Fredrick J. Stare Papers, 1906-1935 (bulk 1930-1935)

Biography/History

Fredrick J. Stare, biochemist and physician, was born in Columbus, Wisconsin, on April 11, 1910. The second child of Fredrick A. and Susan Seidell Stare, he had an older sister, Mary, and four younger siblings: Susan, Raechel, Philip, and Robert. The elder Stare was president and general manager of the Columbus Food Corporation from 1929 until 1946 when the corporation was acquired by Stokely-VanCamp. Beginning in 1944, Fredrick A. Stare also served as president and director of the Farmers' and Merchants' Union Bank and, from 1963 until his death in 1966, as chairman of the board.
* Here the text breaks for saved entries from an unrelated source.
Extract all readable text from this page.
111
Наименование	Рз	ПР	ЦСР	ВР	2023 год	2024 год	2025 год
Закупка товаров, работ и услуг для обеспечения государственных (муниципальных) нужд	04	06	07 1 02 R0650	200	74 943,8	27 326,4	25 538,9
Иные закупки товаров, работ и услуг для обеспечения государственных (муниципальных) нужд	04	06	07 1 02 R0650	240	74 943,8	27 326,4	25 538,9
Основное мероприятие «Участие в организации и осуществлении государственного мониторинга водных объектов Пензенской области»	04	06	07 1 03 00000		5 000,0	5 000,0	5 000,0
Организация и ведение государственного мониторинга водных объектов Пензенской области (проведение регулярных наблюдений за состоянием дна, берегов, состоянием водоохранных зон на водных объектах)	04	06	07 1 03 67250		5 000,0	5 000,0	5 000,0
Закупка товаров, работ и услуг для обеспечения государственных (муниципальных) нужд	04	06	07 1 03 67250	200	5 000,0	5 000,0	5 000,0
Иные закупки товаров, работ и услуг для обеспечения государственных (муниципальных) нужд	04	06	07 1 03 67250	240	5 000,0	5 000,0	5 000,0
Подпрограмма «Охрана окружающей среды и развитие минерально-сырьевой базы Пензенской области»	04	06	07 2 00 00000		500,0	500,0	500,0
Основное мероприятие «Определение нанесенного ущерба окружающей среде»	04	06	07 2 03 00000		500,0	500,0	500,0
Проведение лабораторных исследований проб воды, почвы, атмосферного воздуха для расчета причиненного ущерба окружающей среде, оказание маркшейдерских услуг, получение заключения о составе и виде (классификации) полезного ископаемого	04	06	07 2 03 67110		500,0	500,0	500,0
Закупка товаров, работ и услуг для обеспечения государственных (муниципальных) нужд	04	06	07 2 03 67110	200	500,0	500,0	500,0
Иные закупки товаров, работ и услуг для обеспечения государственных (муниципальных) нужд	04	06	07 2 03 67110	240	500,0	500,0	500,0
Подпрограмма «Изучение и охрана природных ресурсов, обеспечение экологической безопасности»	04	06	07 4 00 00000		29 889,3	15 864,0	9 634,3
Fredrick J. Stare attended the University of Wisconsin where he received a B.A. in chemistry in 1931, an M.A. in 1932, and a Ph.D. in biochemistry in 1934. While at Wisconsin, Stare joined the Kappa Sigma social fraternity. As a graduate student he served as advisor and preceptor for the chapter during the academic year 1932-1933. In this capacity Stare participated in the 1932 Regional Convention of Kappa Sigma and was general chairman of the 13th Biennial Grand Conclave held in Madison in 1933. He also worked to refinance the chapter's house and to increase membership. Stare remained active in Kappa Sigma even after receiving his doctoral degree.

After graduating in 1934 Stare received fellowships at Washington University in St. Louis and at Cambridge University in England. Much of his research dealt with agricultural chemistry and with the application of biochemistry to medicine and human nutrition. Two additional fellowships in 1938 and 1939 gave him the opportunity to study in Hungary and Switzerland. Stare then returned to Wisconsin where he worked from 1938 to 1939 at the Bowman Cancer Foundation. He went on to study for his M.D. at the University of Chicago.

After completing his internship at Barnes Hospital, Washington University, in 1942 Stare was hired by Harvard for a position in their new Department of Nutrition. During the next thirty-five years Stare worked to educate the American public about nutrition. He published in scholarly as well as popular journals and wrote several books (Eating for Good Health; Living Nutrition; Scope Manual on Nutrition; Nutrition for Good Health; Eat OK, Feel OK; and Panic in the Pantry) as well as a nationally-syndicated column (“Food and Your Health”). By his retirement from Harvard in 1976 the Department of Nutrition was a leader in nutrition research.

Stare married Joyce Love Allen, the daughter of Governor Oscar K. Allen of Louisiana, in 1935, and they had four children (Fredrick, Allen, David, and Mary). Two years after Joyce's death in 1957, Stare remarried. His second wife, Helen Haxton Foreman, died in 1974. Stare married his third wife, Mary Bartlet Engle, in 1976. Stare died in Wellesley, Massachusetts, on April 4, 2002.